The image you see above was originally published on Reddit. Although the user soon deleted their account, it didn't stop the photograph from spreading across the internet.
When combined with the silver wind deflector component, seen in the far left of the photo, the spied truck looks very similar to the one teased (below) by Elon Musk, Tesla's CEO, at a TED talk in Vancouver, Canada, earlier this year.
Little is known for certain about the Tesla Semi truck, apart from the fact it'll be fully electric.

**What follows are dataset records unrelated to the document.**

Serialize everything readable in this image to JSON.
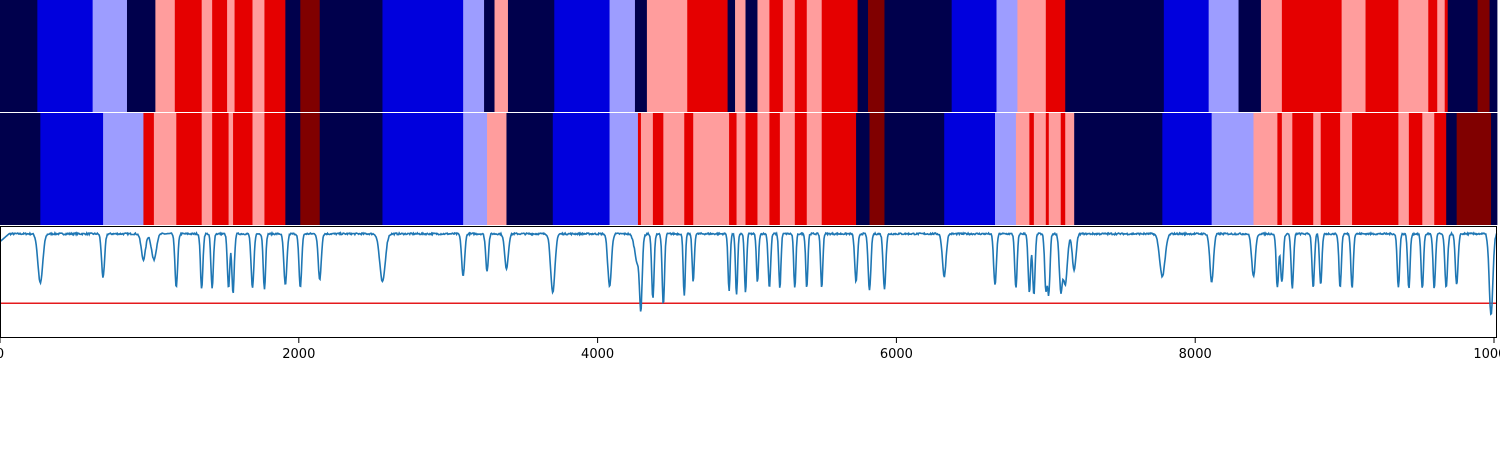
{
  "chart_data": {
    "type": "segmentation-plot",
    "x_range": [
      0,
      10020
    ],
    "xticks": [
      0,
      2000,
      4000,
      6000,
      8000,
      10000
    ],
    "xtick_labels": [
      "0",
      "2000",
      "4000",
      "6000",
      "8000",
      "10000"
    ],
    "colors": {
      "0": "#00004c",
      "1": "#0000dd",
      "2": "#9d9dff",
      "3": "#ff9d9d",
      "4": "#e50000",
      "5": "#800000"
    },
    "segmentations": [
      {
        "name": "",
        "segments": [
          [
            0,
            250,
            0
          ],
          [
            250,
            620,
            1
          ],
          [
            620,
            850,
            2
          ],
          [
            850,
            1040,
            0
          ],
          [
            1040,
            1170,
            3
          ],
          [
            1170,
            1350,
            4
          ],
          [
            1350,
            1420,
            3
          ],
          [
            1420,
            1520,
            4
          ],
          [
            1520,
            1570,
            3
          ],
          [
            1570,
            1690,
            4
          ],
          [
            1690,
            1770,
            3
          ],
          [
            1770,
            1910,
            4
          ],
          [
            1910,
            2010,
            0
          ],
          [
            2010,
            2140,
            5
          ],
          [
            2140,
            2560,
            0
          ],
          [
            2560,
            3100,
            1
          ],
          [
            3100,
            3240,
            2
          ],
          [
            3240,
            3310,
            0
          ],
          [
            3310,
            3400,
            3
          ],
          [
            3400,
            3710,
            0
          ],
          [
            3710,
            4080,
            1
          ],
          [
            4080,
            4250,
            2
          ],
          [
            4250,
            4330,
            0
          ],
          [
            4330,
            4600,
            3
          ],
          [
            4600,
            4870,
            4
          ],
          [
            4870,
            4920,
            0
          ],
          [
            4920,
            4990,
            3
          ],
          [
            4990,
            5070,
            0
          ],
          [
            5070,
            5150,
            3
          ],
          [
            5150,
            5240,
            4
          ],
          [
            5240,
            5320,
            3
          ],
          [
            5320,
            5400,
            4
          ],
          [
            5400,
            5500,
            3
          ],
          [
            5500,
            5740,
            4
          ],
          [
            5740,
            5810,
            0
          ],
          [
            5810,
            5920,
            5
          ],
          [
            5920,
            6370,
            0
          ],
          [
            6370,
            6670,
            1
          ],
          [
            6670,
            6810,
            2
          ],
          [
            6810,
            7000,
            3
          ],
          [
            7000,
            7130,
            4
          ],
          [
            7130,
            7790,
            0
          ],
          [
            7790,
            8090,
            1
          ],
          [
            8090,
            8290,
            2
          ],
          [
            8290,
            8440,
            0
          ],
          [
            8440,
            8580,
            3
          ],
          [
            8580,
            8980,
            4
          ],
          [
            8980,
            9140,
            3
          ],
          [
            9140,
            9360,
            4
          ],
          [
            9360,
            9560,
            3
          ],
          [
            9560,
            9620,
            4
          ],
          [
            9620,
            9670,
            3
          ],
          [
            9670,
            9690,
            4
          ],
          [
            9690,
            9890,
            0
          ],
          [
            9890,
            9970,
            5
          ],
          [
            9970,
            10020,
            0
          ]
        ]
      },
      {
        "name": "",
        "segments": [
          [
            0,
            270,
            0
          ],
          [
            270,
            690,
            1
          ],
          [
            690,
            960,
            2
          ],
          [
            960,
            1030,
            4
          ],
          [
            1030,
            1180,
            3
          ],
          [
            1180,
            1350,
            4
          ],
          [
            1350,
            1420,
            3
          ],
          [
            1420,
            1530,
            4
          ],
          [
            1530,
            1560,
            3
          ],
          [
            1560,
            1690,
            4
          ],
          [
            1690,
            1770,
            3
          ],
          [
            1770,
            1910,
            4
          ],
          [
            1910,
            2010,
            0
          ],
          [
            2010,
            2140,
            5
          ],
          [
            2140,
            2560,
            0
          ],
          [
            2560,
            3100,
            1
          ],
          [
            3100,
            3260,
            2
          ],
          [
            3260,
            3390,
            3
          ],
          [
            3390,
            3700,
            0
          ],
          [
            3700,
            4080,
            1
          ],
          [
            4080,
            4270,
            2
          ],
          [
            4270,
            4290,
            4
          ],
          [
            4290,
            4370,
            3
          ],
          [
            4370,
            4440,
            4
          ],
          [
            4440,
            4580,
            3
          ],
          [
            4580,
            4640,
            4
          ],
          [
            4640,
            4880,
            3
          ],
          [
            4880,
            4930,
            4
          ],
          [
            4930,
            4990,
            3
          ],
          [
            4990,
            5070,
            4
          ],
          [
            5070,
            5150,
            3
          ],
          [
            5150,
            5220,
            4
          ],
          [
            5220,
            5320,
            3
          ],
          [
            5320,
            5400,
            4
          ],
          [
            5400,
            5500,
            3
          ],
          [
            5500,
            5730,
            4
          ],
          [
            5730,
            5820,
            0
          ],
          [
            5820,
            5920,
            5
          ],
          [
            5920,
            6320,
            0
          ],
          [
            6320,
            6660,
            1
          ],
          [
            6660,
            6800,
            2
          ],
          [
            6800,
            6890,
            3
          ],
          [
            6890,
            6920,
            4
          ],
          [
            6920,
            7000,
            3
          ],
          [
            7000,
            7020,
            4
          ],
          [
            7020,
            7100,
            3
          ],
          [
            7100,
            7130,
            4
          ],
          [
            7130,
            7190,
            3
          ],
          [
            7190,
            7780,
            0
          ],
          [
            7780,
            8110,
            1
          ],
          [
            8110,
            8390,
            2
          ],
          [
            8390,
            8550,
            3
          ],
          [
            8550,
            8580,
            4
          ],
          [
            8580,
            8650,
            3
          ],
          [
            8650,
            8790,
            4
          ],
          [
            8790,
            8840,
            3
          ],
          [
            8840,
            8970,
            4
          ],
          [
            8970,
            9050,
            3
          ],
          [
            9050,
            9360,
            4
          ],
          [
            9360,
            9430,
            3
          ],
          [
            9430,
            9520,
            4
          ],
          [
            9520,
            9600,
            3
          ],
          [
            9600,
            9680,
            4
          ],
          [
            9680,
            9750,
            0
          ],
          [
            9750,
            9980,
            5
          ],
          [
            9980,
            10020,
            0
          ]
        ]
      }
    ],
    "signal": {
      "name": "",
      "color": "#1f77b4",
      "ylim": [
        0,
        1
      ],
      "baseline": 0.93,
      "baseline_noise": 0.015,
      "dips": [
        [
          270,
          0.49,
          16
        ],
        [
          690,
          0.54,
          10
        ],
        [
          960,
          0.7,
          14
        ],
        [
          1030,
          0.7,
          16
        ],
        [
          1180,
          0.45,
          9
        ],
        [
          1350,
          0.44,
          8
        ],
        [
          1420,
          0.44,
          8
        ],
        [
          1530,
          0.44,
          8
        ],
        [
          1560,
          0.4,
          8
        ],
        [
          1690,
          0.44,
          9
        ],
        [
          1770,
          0.44,
          8
        ],
        [
          1910,
          0.47,
          10
        ],
        [
          2010,
          0.45,
          9
        ],
        [
          2140,
          0.52,
          10
        ],
        [
          2560,
          0.5,
          18
        ],
        [
          3100,
          0.55,
          10
        ],
        [
          3260,
          0.6,
          9
        ],
        [
          3390,
          0.62,
          12
        ],
        [
          3700,
          0.4,
          14
        ],
        [
          4080,
          0.46,
          12
        ],
        [
          4270,
          0.66,
          20
        ],
        [
          4290,
          0.4,
          8
        ],
        [
          4370,
          0.35,
          8
        ],
        [
          4440,
          0.3,
          8
        ],
        [
          4580,
          0.38,
          7
        ],
        [
          4640,
          0.5,
          7
        ],
        [
          4880,
          0.42,
          7
        ],
        [
          4930,
          0.38,
          7
        ],
        [
          4990,
          0.4,
          7
        ],
        [
          5070,
          0.5,
          7
        ],
        [
          5150,
          0.45,
          8
        ],
        [
          5220,
          0.44,
          7
        ],
        [
          5320,
          0.44,
          7
        ],
        [
          5400,
          0.45,
          7
        ],
        [
          5500,
          0.44,
          7
        ],
        [
          5730,
          0.5,
          9
        ],
        [
          5820,
          0.42,
          9
        ],
        [
          5920,
          0.44,
          9
        ],
        [
          6320,
          0.55,
          12
        ],
        [
          6660,
          0.47,
          9
        ],
        [
          6800,
          0.44,
          8
        ],
        [
          6890,
          0.4,
          8
        ],
        [
          6920,
          0.38,
          8
        ],
        [
          7000,
          0.44,
          8
        ],
        [
          7020,
          0.4,
          8
        ],
        [
          7100,
          0.45,
          10
        ],
        [
          7130,
          0.48,
          14
        ],
        [
          7190,
          0.6,
          12
        ],
        [
          7780,
          0.55,
          18
        ],
        [
          8110,
          0.5,
          12
        ],
        [
          8390,
          0.55,
          12
        ],
        [
          8550,
          0.45,
          8
        ],
        [
          8580,
          0.5,
          9
        ],
        [
          8650,
          0.44,
          8
        ],
        [
          8790,
          0.45,
          8
        ],
        [
          8840,
          0.47,
          8
        ],
        [
          8970,
          0.45,
          8
        ],
        [
          9050,
          0.45,
          8
        ],
        [
          9360,
          0.45,
          8
        ],
        [
          9430,
          0.44,
          8
        ],
        [
          9520,
          0.44,
          8
        ],
        [
          9600,
          0.44,
          8
        ],
        [
          9680,
          0.45,
          9
        ],
        [
          9750,
          0.47,
          9
        ],
        [
          9980,
          0.2,
          12
        ]
      ]
    },
    "threshold": {
      "value": 0.31,
      "color": "#e41a1c"
    }
  }
}
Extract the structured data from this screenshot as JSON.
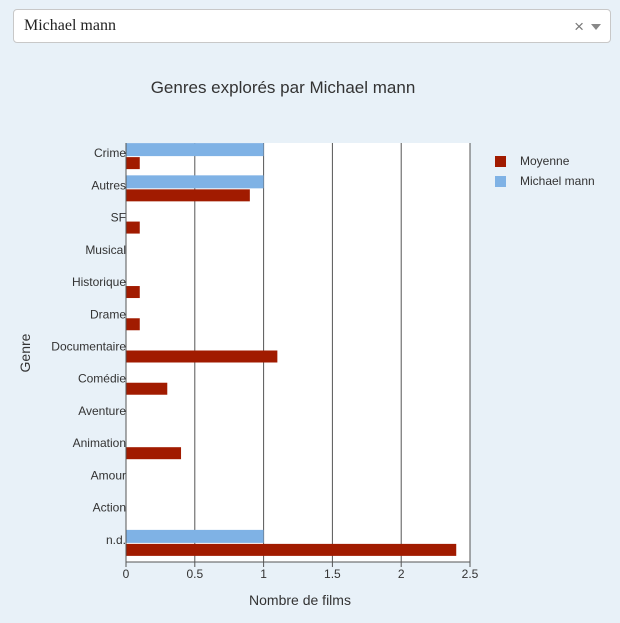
{
  "filter": {
    "selected_value": "Michael mann",
    "clear_icon": "×"
  },
  "colors": {
    "moyenne": "#a11b00",
    "director": "#7fb2e5"
  },
  "chart_data": {
    "type": "bar",
    "orientation": "horizontal",
    "title": "Genres explorés par Michael mann",
    "xlabel": "Nombre de films",
    "ylabel": "Genre",
    "xlim": [
      0,
      2.5
    ],
    "x_ticks": [
      "0",
      "0.5",
      "1",
      "1.5",
      "2",
      "2.5"
    ],
    "grid": true,
    "legend_position": "top-right",
    "categories": [
      "Crime",
      "Autres",
      "SF",
      "Musical",
      "Historique",
      "Drame",
      "Documentaire",
      "Comédie",
      "Aventure",
      "Animation",
      "Amour",
      "Action",
      "n.d."
    ],
    "series": [
      {
        "name": "Moyenne",
        "color": "#a11b00",
        "values": [
          0.1,
          0.9,
          0.1,
          0,
          0.1,
          0.1,
          1.1,
          0.3,
          0,
          0.4,
          0,
          0,
          2.4
        ]
      },
      {
        "name": "Michael mann",
        "color": "#7fb2e5",
        "values": [
          1,
          1,
          0,
          0,
          0,
          0,
          0,
          0,
          0,
          0,
          0,
          0,
          1
        ]
      }
    ]
  }
}
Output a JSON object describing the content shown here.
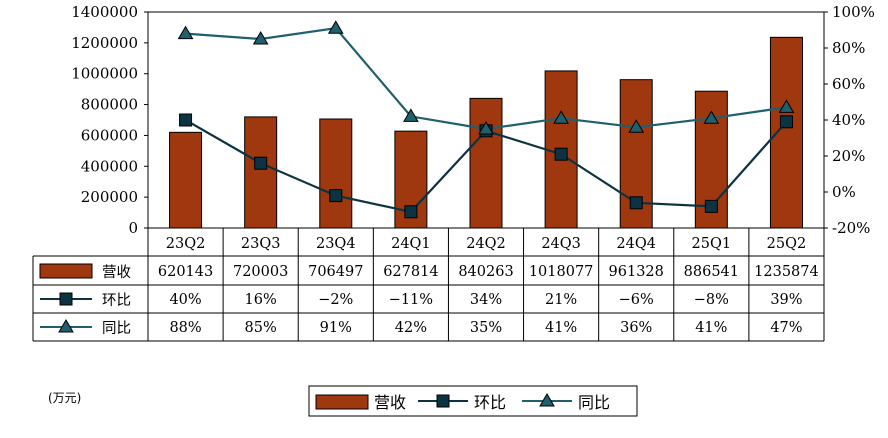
{
  "chart_data": {
    "type": "bar",
    "unit_label": "(万元)",
    "categories": [
      "23Q2",
      "23Q3",
      "23Q4",
      "24Q1",
      "24Q2",
      "24Q3",
      "24Q4",
      "25Q1",
      "25Q2"
    ],
    "y_left_range": [
      0,
      1400000
    ],
    "y_left_ticks": [
      "0",
      "200000",
      "400000",
      "600000",
      "800000",
      "1000000",
      "1200000",
      "1400000"
    ],
    "y_right_range": [
      -20,
      100
    ],
    "y_right_ticks": [
      "-20%",
      "0%",
      "20%",
      "40%",
      "60%",
      "80%",
      "100%"
    ],
    "series": [
      {
        "name": "营收",
        "type": "bar",
        "color": "#a0380f",
        "values": [
          620143,
          720003,
          706497,
          627814,
          840263,
          1018077,
          961328,
          886541,
          1235874
        ],
        "labels": [
          "620143",
          "720003",
          "706497",
          "627814",
          "840263",
          "1018077",
          "961328",
          "886541",
          "1235874"
        ]
      },
      {
        "name": "环比",
        "type": "line",
        "marker": "square",
        "color": "#0c3342",
        "values": [
          40,
          16,
          -2,
          -11,
          34,
          21,
          -6,
          -8,
          39
        ],
        "labels": [
          "40%",
          "16%",
          "−2%",
          "−11%",
          "34%",
          "21%",
          "−6%",
          "−8%",
          "39%"
        ]
      },
      {
        "name": "同比",
        "type": "line",
        "marker": "triangle",
        "color": "#1f5f6e",
        "values": [
          88,
          85,
          91,
          42,
          35,
          41,
          36,
          41,
          47
        ],
        "labels": [
          "88%",
          "85%",
          "91%",
          "42%",
          "35%",
          "41%",
          "36%",
          "41%",
          "47%"
        ]
      }
    ],
    "legend_position": "bottom-center",
    "grid": false
  }
}
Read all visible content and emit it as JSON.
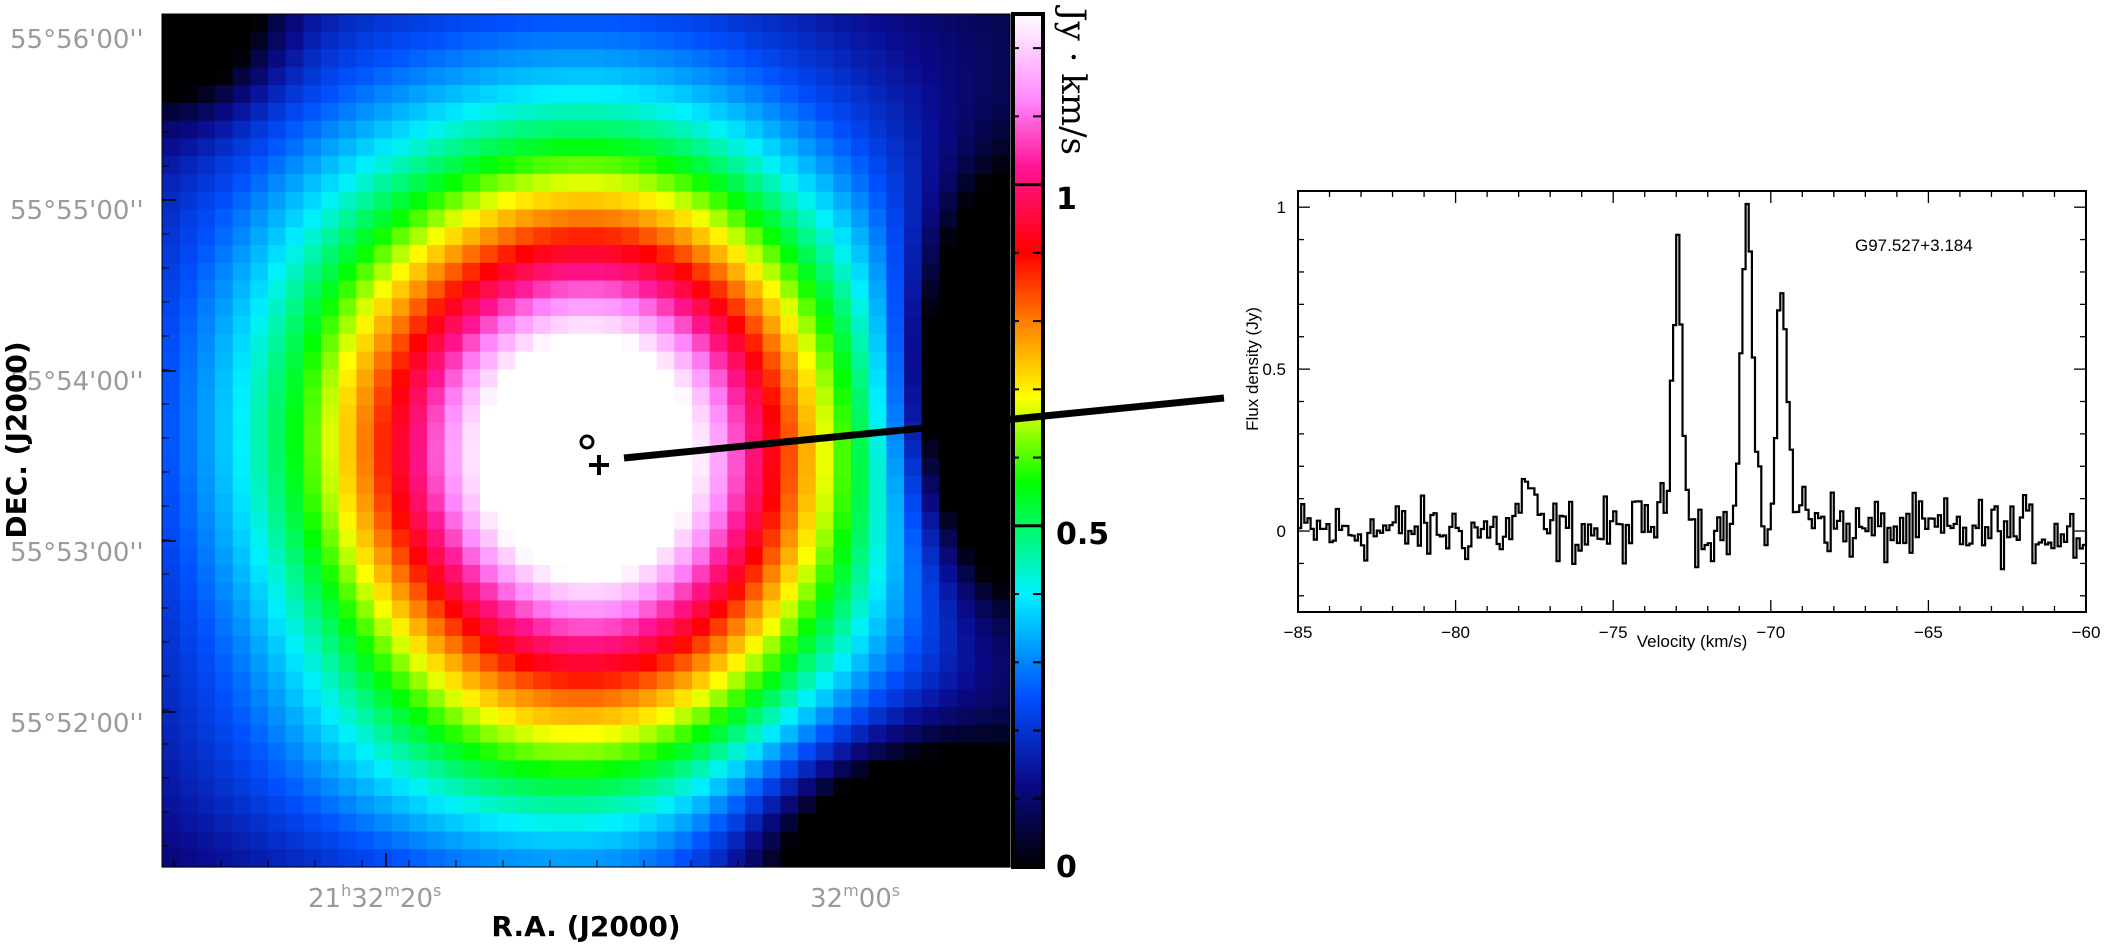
{
  "chart_data": [
    {
      "type": "heatmap",
      "title": "",
      "xlabel": "R.A. (J2000)",
      "ylabel": "DEC. (J2000)",
      "x_ticks": [
        {
          "h": "21",
          "hs": "h",
          "m": "32",
          "ms": "m",
          "s": "20",
          "ss": "s"
        },
        {
          "h": "",
          "hs": "",
          "m": "32",
          "ms": "m",
          "s": "00",
          "ss": "s"
        }
      ],
      "y_ticks": [
        "55°56'00''",
        "55°55'00''",
        "55°54'00''",
        "55°53'00''",
        "55°52'00''"
      ],
      "colorbar": {
        "label": "Jy · km/s",
        "ticks": [
          "1",
          "0.5",
          "0"
        ],
        "range": [
          0,
          1.25
        ],
        "colormap": [
          "#000000",
          "#0a0a8c",
          "#0050ff",
          "#00f0ff",
          "#00ff00",
          "#ffff00",
          "#ff8c00",
          "#ff0000",
          "#ff1493",
          "#ff88ff",
          "#ffffff"
        ]
      },
      "peak_value": 1.2,
      "markers": [
        "circle",
        "plus"
      ]
    },
    {
      "type": "line",
      "title": "G97.527+3.184",
      "xlabel": "Velocity (km/s)",
      "ylabel": "Flux density (Jy)",
      "xlim": [
        -85,
        -60
      ],
      "ylim": [
        -0.25,
        1.05
      ],
      "x_tick_labels": [
        "−85",
        "−80",
        "−75",
        "−70",
        "−65",
        "−60"
      ],
      "y_tick_labels": [
        "0",
        "0.5",
        "1"
      ],
      "peaks": [
        {
          "x": -77.8,
          "y": 0.16
        },
        {
          "x": -73.0,
          "y": 0.87
        },
        {
          "x": -70.8,
          "y": 1.0
        },
        {
          "x": -69.7,
          "y": 0.74
        }
      ],
      "noise_rms": 0.035
    }
  ]
}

According to a recent report by Reuters, the truck will have self-driving technology and the ability to travel in a platoon.
Earlier, a trucking executive told Reuters he had been informed the truck would have a range of between 320 and 480 kilometres (200 to 300 miles).
The truck would feature a "day cab" with no sleeping facilities on board.
Meanwhile, the Tesla Model 3, the company's latest and most affordable car, is rolling off the line at a slower rate than predicted by Tesla's outspoken boss.
Earlier this week, the company confirmed it had only produced 220 Model 3 sedans during the third quarter of 2017. That's well below the 100 Musk predicted the company would make in August, and the 1500 estimated for September.
He did acknowledge, though, at the car's launch the company would go "through hell" during the early phase of Model 3's production cycle, as Tesla ramped up from producing around 100,000 cars per year to over half a million.
In a statement, the company said it had encountered "production bottlenecks", but wanted to emphasise there are "no fundamental issues with the Model 3 production or supply chain" and it understands "what needs to be fixed and ... [is] confident of addressing the manufacturing bottleneck issues in the near-term".
If things aren't sorted out soon, Tesla seems unlikely to reach its CEO's target of 10,000 Model 3s per month by December this year. The original target was for 20,000 per month by the end of 2017.